Голос Андрея из спальни был хриплым от сна, но уже деловым. Требующим. Он всегда просыпался с ощущением, что мир ему что-то должен. И она — в первую очередь.
— Сейчас, — выдавила она, нажимая на кнопку кофемашины.
Машина зашипела, заглушая стук в висках. «Береги стены…» Квартира? Эта трешка в панельной многоэтажке, которую бабушка считала ее крепостью, ее тылом. Та самая квартира, в которую Галя переехала после смерти старушки, а потом привела Андрея. Сначала просто пожить. Потом он остался навсегда.
Он вышел из спальни, потягиваясь. Высокий, все еще спортивный, с той самой улыбкой, которая когда-то показалась ей спасением от одиночества. Теперь она казалась отрепетированной.
— Что это ты вся бледная? — спросил он, подходя к ней сзади и обнимая за талию. Его прикосновение, обычно вызывавшее радостную дрожь, сейчас заставило ее внутренне сжаться.
— Не выспалась, — отстранилась она, делая вид, что тянется за сахарницей.
— А, — он отпустил ее, взял свою чашку. — Ладно. Слушай, мне сегодня на встречу с инвестором, помнишь, я говорил? По тому ресторанному проекту.
— Помню, — кивнула Галя, глядя на черную гладь своего кофе.
— Так вот. Нам нужно быть с ним солидными. Я там все устроил, он клюет. Но ему важна стабильность. Фундамент. Понимаешь?
Он смотрел на нее своими «честными» глазами. Глазами, которым она когда-то поверила, как абсолютной истине.
— Что ты хочешь сказать, Андрей?
— Хочу сказать: нам нужно показать инвестору, что у нас все серьезно. Мы — семья, единое целое.

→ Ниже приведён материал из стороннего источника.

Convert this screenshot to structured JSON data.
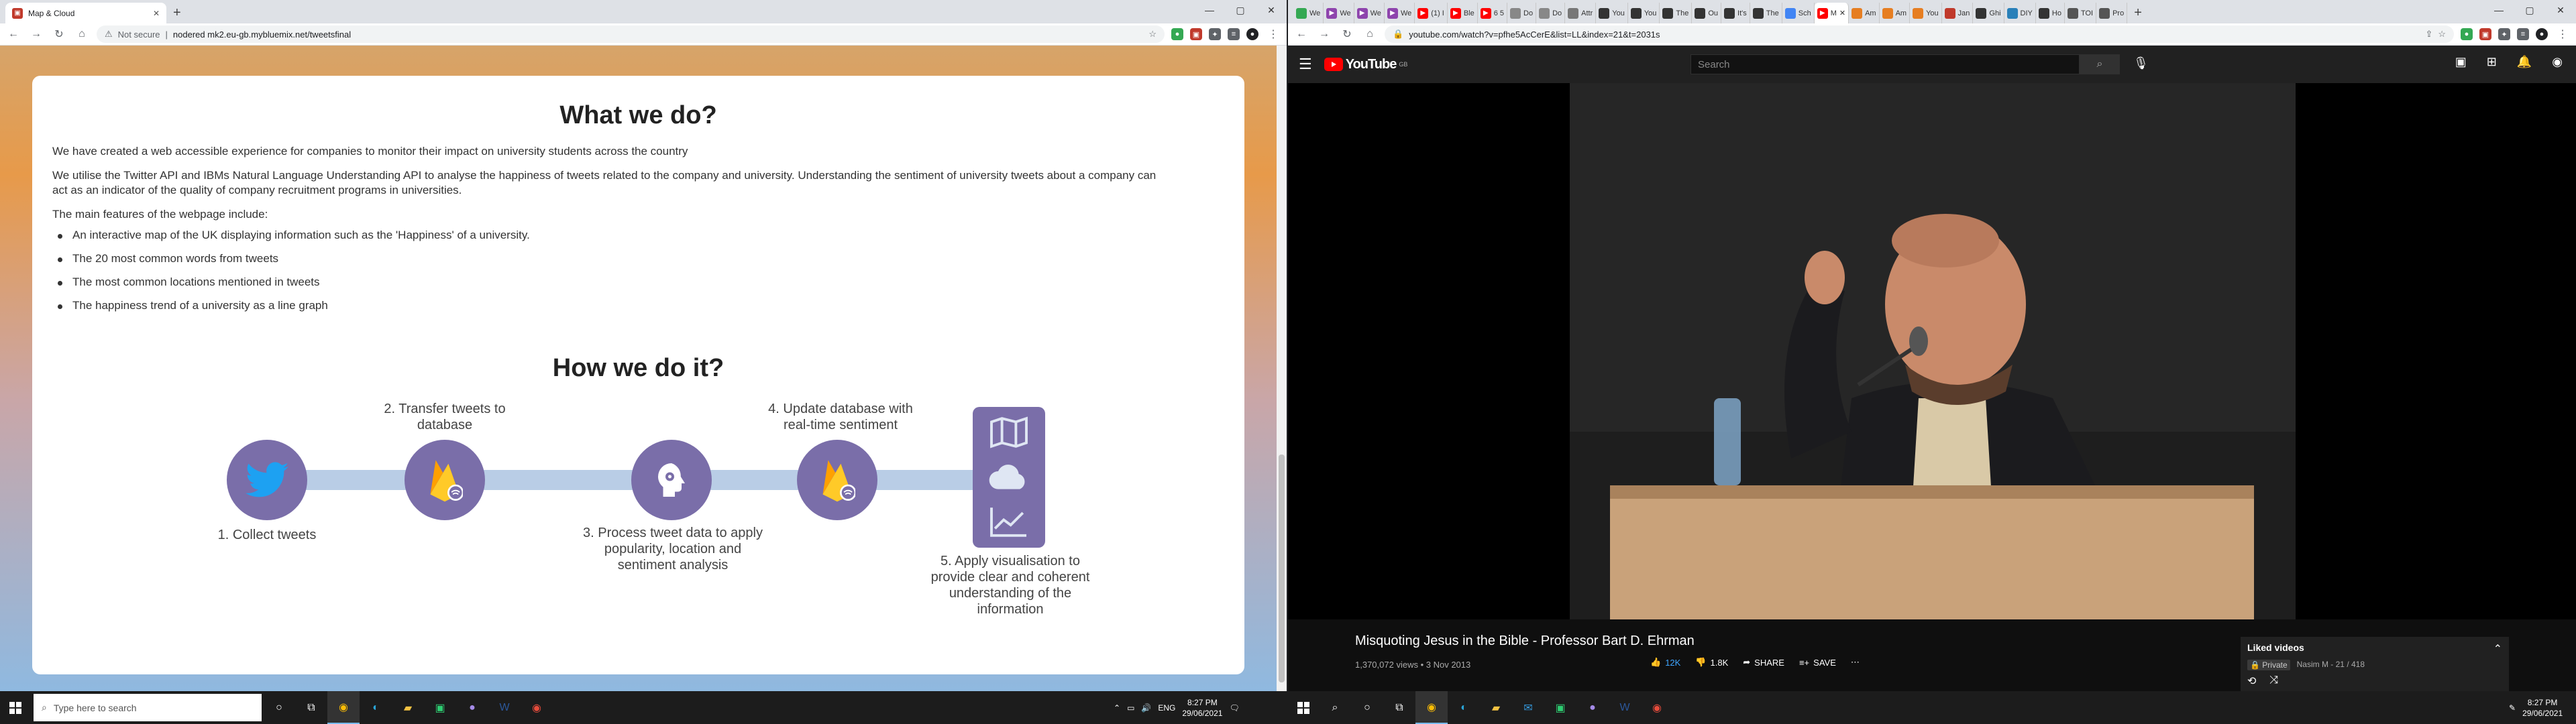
{
  "left_browser": {
    "tab_title": "Map & Cloud",
    "url": "nodered mk2.eu-gb.mybluemix.net/tweetsfinal",
    "security_text": "Not secure"
  },
  "content": {
    "what_heading": "What we do?",
    "intro_1": "We have created a web accessible experience for companies to monitor their impact on university students across the country",
    "intro_2": "We utilise the Twitter API and IBMs Natural Language Understanding API to analyse the happiness of tweets related to the company and university. Understanding the sentiment of university tweets about a company can act as an indicator of the quality of company recruitment programs in universities.",
    "features_intro": "The main features of the webpage include:",
    "features": [
      "An interactive map of the UK displaying information such as the 'Happiness' of a university.",
      "The 20 most common words from tweets",
      "The most common locations mentioned in tweets",
      "The happiness trend of a university as a line graph"
    ],
    "how_heading": "How we do it?",
    "steps": [
      "1. Collect tweets",
      "2. Transfer tweets to database",
      "3. Process tweet data to apply popularity, location and sentiment analysis",
      "4. Update database with real-time sentiment",
      "5. Apply visualisation to provide clear and coherent understanding of the information"
    ]
  },
  "right_browser": {
    "url": "youtube.com/watch?v=pfhe5AcCerE&list=LL&index=21&t=2031s",
    "tabs": [
      "We",
      "We",
      "We",
      "We",
      "(1) I",
      "Ble",
      "6 5",
      "Do",
      "Do",
      "Attr",
      "You",
      "You",
      "The",
      "Ou",
      "It's",
      "The",
      "Sch",
      "M",
      "Am",
      "Am",
      "You",
      "Jan",
      "Ghi",
      "DIY",
      "Ho",
      "TOI",
      "Pro"
    ]
  },
  "youtube": {
    "logo": "YouTube",
    "region": "GB",
    "search_placeholder": "Search",
    "video_title": "Misquoting Jesus in the Bible - Professor Bart D. Ehrman",
    "views": "1,370,072 views",
    "date": "3 Nov 2013",
    "likes": "12K",
    "dislikes": "1.8K",
    "share": "SHARE",
    "save": "SAVE",
    "playlist_title": "Liked videos",
    "playlist_privacy": "Private",
    "playlist_owner": "Nasim M - 21 / 418"
  },
  "taskbar": {
    "search_placeholder": "Type here to search",
    "lang": "ENG",
    "time": "8:27 PM",
    "date": "29/06/2021"
  },
  "colors": {
    "node_purple": "#7a6ea9",
    "bar_blue": "#b9cde6",
    "youtube_red": "#ff0000",
    "liked_blue": "#3ea6ff"
  }
}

Он сделал паузу, подошел ближе, взял ее за руки. Его ладони были сухими и теплыми.
— Мы же семья, да? — он посмотрел ей прямо в глаза. И в этот момент Галя почувствовала, как комочек бумаги в ее кулаке будто зашевелился, прожигая кожу. — Давай все оформим на меня. Квартиру.
Она не дышала.
— Зачем? — прошептала она.
— Ну как «зачем»! — он рассмеялся, но смех был фальшивым, натянутым. — Чтобы я мог уверенно говорить с партнерами! Чтобы они видели, что у меня есть актив, тыры-пыры, кредиты под низкий процент взять… Да та же ипотека на развитие! Нам же вдвоем лучше будет. Мы поднимемся! Уверен, бабушка была бы только за.
Он произнес это так легко, так буднично. Будто предлагал купить новую кофеварку, а не отдать ему единственное, что у нее осталось от прошлой жизни. Ее крепость, ее стены.
И тут до нее дошло. За стенами. Бабушка не имела в виду кирпич и бетон. Она имела в виду то, что за ними. То, что они защищают. Ее независимость. Ее тыл. Ее саму.
Галя медленно разжала пальцы. Скомканная записка упала на пол. Андрей, не глядя, наступил на нее ногой.
— Ну что молчишь? — его голос потерял сладкие нотки, в нем зазвенела сталь. — Я же для нас стараюсь. Или ты мне не доверяешь?
Она подняла на него глаза. И впервые за долгие годы увидела не любимого мужчину, не усталого добытчика, а чужого, расчетливого человека. Человека, который пришел за ее стенами.
— Я подумаю, — тихо сказала Галя, отводя взгляд.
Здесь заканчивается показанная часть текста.